China praises 'helping touch' of intervention
China's top economic planner, praising the 'helping touch' of government intervention, says inflation this year will fall below last year's 6.1 per cent.
'We are very optimistic that this year's price rises will be lower than last year's 6.1 per cent rise in the retail price index,' Chen Jinhua , head of the State Planning Commission, said.
Heavy government intervention to artificially keep prices low had partly helped bring last year's inflation down from 14.8 per cent in 1995.
Mr Chen said despite nearly two decades of reforms, the 'invisible hand' of the market still needed the 'helping touch' of the state.
'We want to make up for the defects of the market,' he said.
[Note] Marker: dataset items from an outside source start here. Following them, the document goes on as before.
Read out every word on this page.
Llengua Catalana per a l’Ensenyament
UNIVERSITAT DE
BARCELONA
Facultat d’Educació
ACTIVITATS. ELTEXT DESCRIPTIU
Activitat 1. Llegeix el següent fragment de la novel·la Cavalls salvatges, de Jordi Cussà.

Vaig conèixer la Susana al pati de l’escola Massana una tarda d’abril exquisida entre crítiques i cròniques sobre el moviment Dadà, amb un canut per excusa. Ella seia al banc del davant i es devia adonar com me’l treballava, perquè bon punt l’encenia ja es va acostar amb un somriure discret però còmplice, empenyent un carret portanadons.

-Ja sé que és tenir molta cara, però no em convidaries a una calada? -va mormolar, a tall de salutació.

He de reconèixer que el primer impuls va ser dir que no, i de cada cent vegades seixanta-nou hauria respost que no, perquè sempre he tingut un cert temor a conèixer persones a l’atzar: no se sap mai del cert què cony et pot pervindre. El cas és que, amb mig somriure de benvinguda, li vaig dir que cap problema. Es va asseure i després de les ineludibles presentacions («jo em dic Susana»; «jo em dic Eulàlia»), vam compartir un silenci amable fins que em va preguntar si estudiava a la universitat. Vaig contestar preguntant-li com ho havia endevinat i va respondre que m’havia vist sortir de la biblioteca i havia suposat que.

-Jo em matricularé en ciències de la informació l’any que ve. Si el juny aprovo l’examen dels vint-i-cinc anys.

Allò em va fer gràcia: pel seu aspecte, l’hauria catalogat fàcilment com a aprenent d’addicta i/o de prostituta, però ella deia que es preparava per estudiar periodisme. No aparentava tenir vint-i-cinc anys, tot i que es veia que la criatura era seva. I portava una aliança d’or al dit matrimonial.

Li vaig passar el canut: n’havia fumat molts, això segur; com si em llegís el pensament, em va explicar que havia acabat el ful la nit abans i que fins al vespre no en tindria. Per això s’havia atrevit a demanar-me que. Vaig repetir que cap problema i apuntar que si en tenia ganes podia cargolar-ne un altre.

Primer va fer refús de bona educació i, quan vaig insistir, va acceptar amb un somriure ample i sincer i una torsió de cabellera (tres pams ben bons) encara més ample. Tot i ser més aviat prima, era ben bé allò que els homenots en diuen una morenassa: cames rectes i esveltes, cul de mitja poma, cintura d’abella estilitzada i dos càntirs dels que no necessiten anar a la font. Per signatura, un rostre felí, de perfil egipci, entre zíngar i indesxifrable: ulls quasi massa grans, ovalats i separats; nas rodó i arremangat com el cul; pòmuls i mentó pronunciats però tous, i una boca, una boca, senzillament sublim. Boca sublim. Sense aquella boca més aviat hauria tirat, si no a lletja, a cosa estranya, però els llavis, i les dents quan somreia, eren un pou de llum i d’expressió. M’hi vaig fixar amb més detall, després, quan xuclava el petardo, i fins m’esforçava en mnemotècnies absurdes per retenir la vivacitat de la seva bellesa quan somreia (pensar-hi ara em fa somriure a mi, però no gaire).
This year, about three percentage points of the price rise would come from disparities in supply and demand, which would be relatively small due to a predicted surplus of industrial products, he said.
A further one percentage point rise would come from continuing price reforms aimed at slowly removing subsidies from goods such as coal, oil, transport and housing.
Mr Chen said that China had not ruled out new projects for the construction of oil refineries despite concerns about over-capacity in the industry.
Although the commission had indicated that it did not want more small projects before 2000, it would examine proposals for big, efficient refineries - including those proposed by foreign concerns - on a case-by-case basis.
'If foreign investors come to China and propose joint ventures [in the refining sector], we will examine their proposals on a case-by-case basis,' Mr Chen said.
'We will see whether these projects are in the interests of our policy of broad structural readjustment.' He said refining capacity was now only about 70 per cent utilised and many refineries were too small to be efficient.
The commission also wanted to avoid new construction in areas where output would not be used effectively, Mr Chen said.
'Oil refining is one of our pillar industries . . . that is why we have sent a signal that any new refineries must avoid duplication of facilities. But state guidance is necessary,' he said.
The commission said last year it would not approve projects up to 2000 although officials have said the thrust of the policy was to prevent construction of smaller operations and those in areas that already were not making use of existing capacity.
Oil industry officials said there were more than 100 refineries in the country, many with limited output.